Eén van de gekste dingen die hij deed, waren die backjumps. Je zet snel een piece op een trein die even stilstaat op een station, tussen het instappen van de passagiers door. Het is echt een adrenalinekick, want je hebt maar een paar minuten voordat de trein weer vertrekt. MICH vertelde eens over een avond in Groningen, toen hij samen met wat gasten een NS Trein besprong. Ze moesten rennen als gekken om hun werk af te krijgen, maar het lukte ze net voordat de trein weer wegreed.
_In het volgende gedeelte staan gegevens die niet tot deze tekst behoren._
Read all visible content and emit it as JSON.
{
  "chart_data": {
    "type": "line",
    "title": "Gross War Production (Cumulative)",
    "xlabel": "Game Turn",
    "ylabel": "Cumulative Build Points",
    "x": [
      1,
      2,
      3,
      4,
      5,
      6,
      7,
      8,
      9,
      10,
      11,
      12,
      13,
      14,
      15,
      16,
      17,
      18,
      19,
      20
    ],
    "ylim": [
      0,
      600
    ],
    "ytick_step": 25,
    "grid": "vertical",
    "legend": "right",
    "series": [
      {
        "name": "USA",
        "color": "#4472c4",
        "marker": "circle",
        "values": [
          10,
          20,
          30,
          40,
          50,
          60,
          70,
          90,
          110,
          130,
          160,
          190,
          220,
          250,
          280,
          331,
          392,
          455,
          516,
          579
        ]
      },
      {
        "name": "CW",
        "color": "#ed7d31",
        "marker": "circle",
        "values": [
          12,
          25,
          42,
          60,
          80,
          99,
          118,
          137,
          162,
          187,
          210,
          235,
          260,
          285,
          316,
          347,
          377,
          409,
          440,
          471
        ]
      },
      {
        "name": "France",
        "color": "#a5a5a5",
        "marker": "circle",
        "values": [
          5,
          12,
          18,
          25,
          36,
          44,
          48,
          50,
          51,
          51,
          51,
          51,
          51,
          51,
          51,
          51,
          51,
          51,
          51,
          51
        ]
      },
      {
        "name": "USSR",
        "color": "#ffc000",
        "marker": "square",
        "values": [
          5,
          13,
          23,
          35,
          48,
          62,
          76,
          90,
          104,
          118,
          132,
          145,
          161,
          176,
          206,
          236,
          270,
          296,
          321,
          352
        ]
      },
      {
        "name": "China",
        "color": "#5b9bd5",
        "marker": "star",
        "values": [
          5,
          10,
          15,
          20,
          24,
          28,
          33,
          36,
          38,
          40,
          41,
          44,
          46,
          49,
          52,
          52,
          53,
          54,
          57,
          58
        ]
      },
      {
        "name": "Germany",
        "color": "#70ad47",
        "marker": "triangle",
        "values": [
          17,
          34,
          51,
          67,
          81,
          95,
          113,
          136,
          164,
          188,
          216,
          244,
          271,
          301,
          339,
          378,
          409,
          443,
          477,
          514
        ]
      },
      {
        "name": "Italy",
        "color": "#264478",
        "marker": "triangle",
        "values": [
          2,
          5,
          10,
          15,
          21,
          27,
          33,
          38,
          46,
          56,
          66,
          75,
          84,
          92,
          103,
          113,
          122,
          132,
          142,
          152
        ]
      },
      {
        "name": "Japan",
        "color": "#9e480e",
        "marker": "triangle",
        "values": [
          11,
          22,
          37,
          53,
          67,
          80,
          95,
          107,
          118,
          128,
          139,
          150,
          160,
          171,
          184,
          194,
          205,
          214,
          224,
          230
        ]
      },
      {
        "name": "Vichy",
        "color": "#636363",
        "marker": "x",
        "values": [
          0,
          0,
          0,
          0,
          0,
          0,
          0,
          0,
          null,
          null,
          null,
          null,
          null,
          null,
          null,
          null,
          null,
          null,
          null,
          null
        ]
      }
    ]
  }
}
Echt zo’n moment waar je hart van in je keel zit, maar je leeft ervoor. 

In het begin ging het vooral om tags zetten, maar na een tijdje wilde MICH zich echt artistiek ontwikkelen. Zijn stukken werden groter, kleurrijker, en hij zette zijn naam niet alleen op muren, maar op complete treinen. Eén van zijn beste stukken maakte hij ’s nachts in Amsterdam. Hij had alles tot in de puntjes voorbereid: de kleuren, de stijl, alles. Toen de trein de volgende ochtend door het land reed, wist hij dat zijn werk op tientallen plekken zou worden gezien. 

Maar ja, graffiti was niet zonder risico’s. Het was altijd een kat-en-muisspel met de politie en de beveiliging. Een van de vele keren werd het bijna echt link. Ze waren bezig met een NS trein, en plotseling hoorden ze voetstappen van de beveiliging. Ze lieten alles vallen en renden weg de nacht in. Het scheelde niet veel, maar dat hoorde er allemaal bij. Voor MICH was dat deel van het spel. 
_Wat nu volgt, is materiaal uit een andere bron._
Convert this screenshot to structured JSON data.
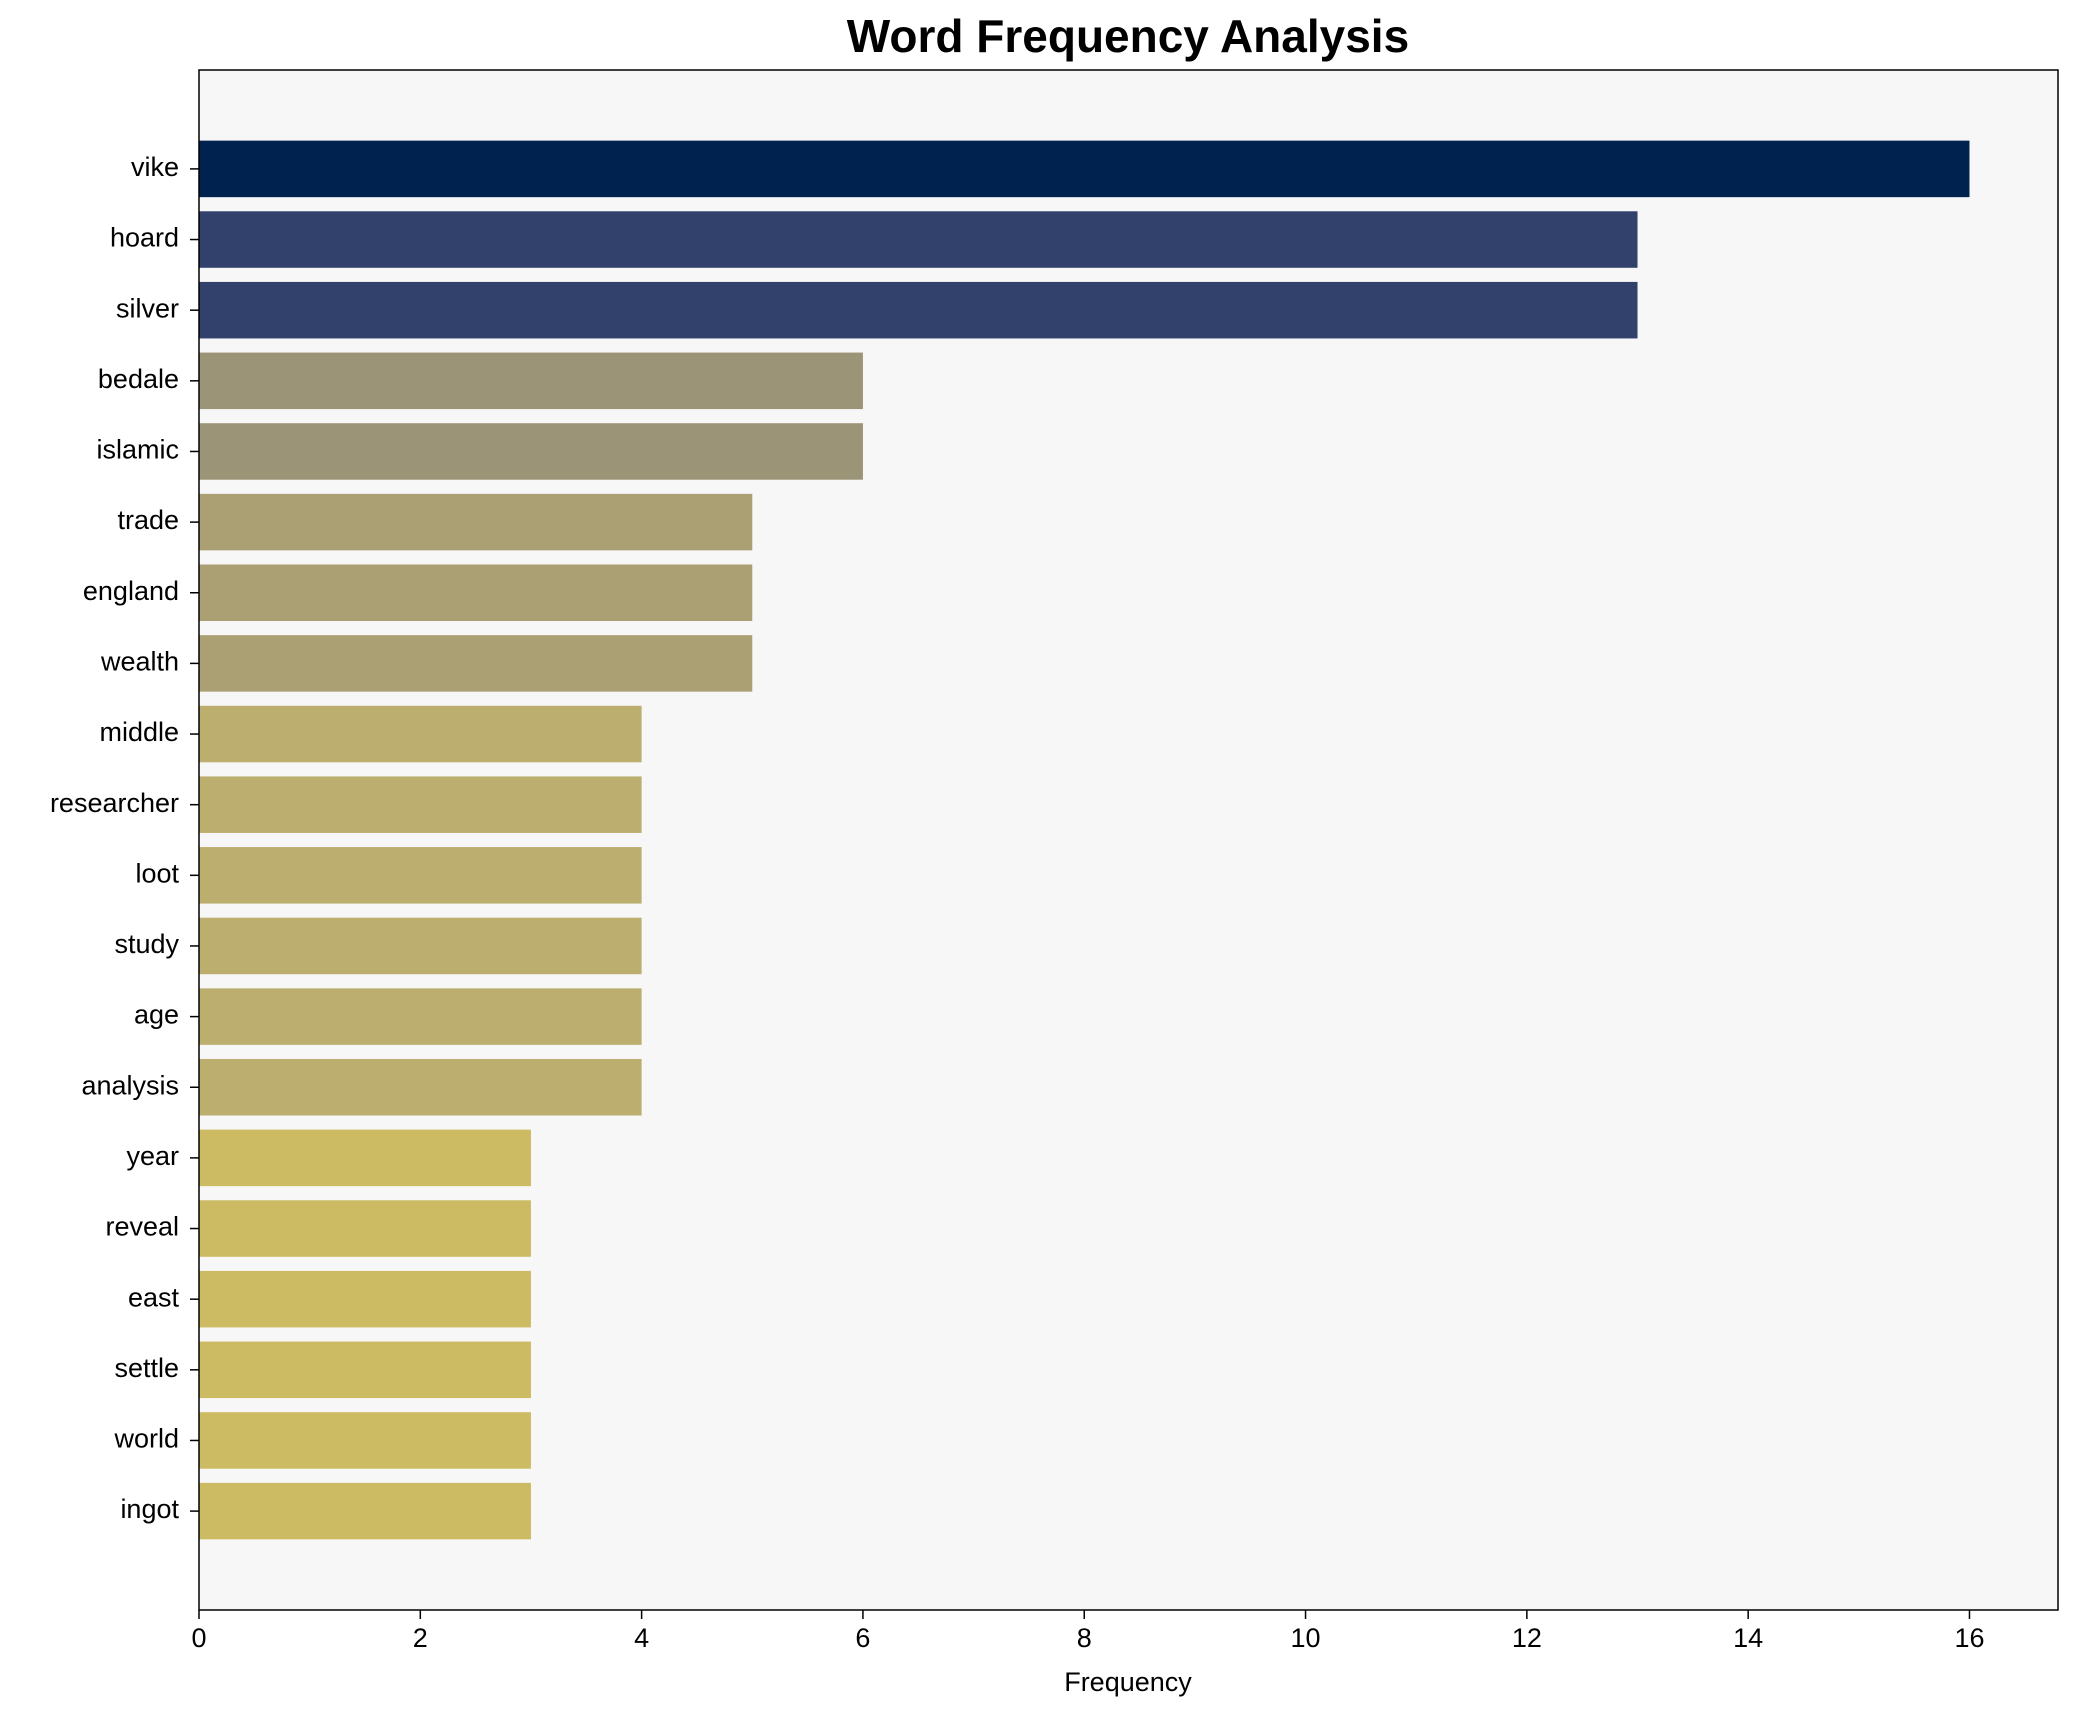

Het mooie is dat MICH nooit om de roem gaf. Hij was altijd nuchter en bescheiden, alsof hij gewoon "zijn ding" deed. Maar iedereen in de graffitiscène weet wel beter: hij was één van de grondleggers in het Noorden. Hij inspireerde een hele generatie schrijvers en maakte van die stille hoek van Nederland een bruisend graffititafereel. Zelfs nu zie je zijn invloed nog overal, ook al houdt hij zelf liever een laag profiel. 

MICH zette niet alleen zijn naam op muren, maar op de hele cultuur. Echt een baas, zonder ooit te doen alsof.